5. The preparation method according to claim 4, characterized in that, In step S1, the metal Me hydride includes any one of lanthanum hydride, scandium hydride, yttrium hydride, cerium hydride, calcium hydride, strontium hydride, and barium hydride; the metal Me includes any one of lanthanum metal, scandium metal, yttrium metal, cerium metal, calcium metal, strontium metal, and barium metal.

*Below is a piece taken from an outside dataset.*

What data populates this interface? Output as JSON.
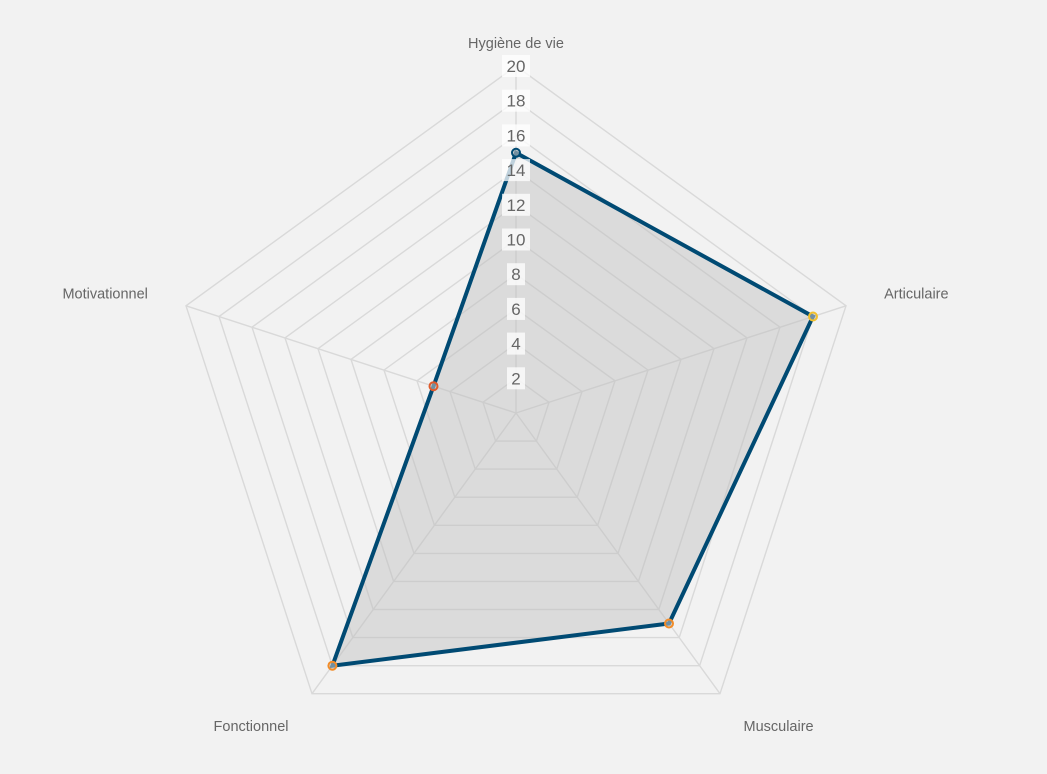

6. The preparation method according to claim 4, characterized in that, In step S1, the processing method includes either the physical solid-state method or the electric arc method; The specific steps of the physical solid-state method include: mixing metal Me hydride and carbon powder in a molar ratio of 1:1-3 and pressing them into tablets for shaping; calcining them at 600-1000℃ for 12-48 hours under an inert gas to obtain metal carbide powder MeC2. The specific steps of the electric arc method include: electric arc fusing metal Me and carbon blocks at a molar ratio of 1:1-3, followed by grinding to obtain metal carbide powder MeC2.

7. The preparation method according to claim 4, characterized in that, In step S2, the metal Tm salt includes any one of nonacarbonyl diferric, octacarbonyl dicobalt, nickel dicerocene, ruthenium acetylacetonate (III), triruthenium dodecylcarbonyl, rhodium acetylacetonate (III), palladium diacetylacetonate, and platinum acetylacetonate.

8. The preparation method according to claim 4, characterized in that, In step S2, the heating reaction is carried out at a temperature of 100–600°C for 1–12 hours.

9. The preparation method according to claim 4, characterized in that, In step S3, the heating reaction is carried out at a temperature of 200–600°C for 1–2 hours.

10. The application of a supported defective metal carbide as described in any one of claims 1-3, or a supported defective metal carbide obtained by the preparation method as described in any one of claims 4-9, in chemical looping synthesis of ammonia.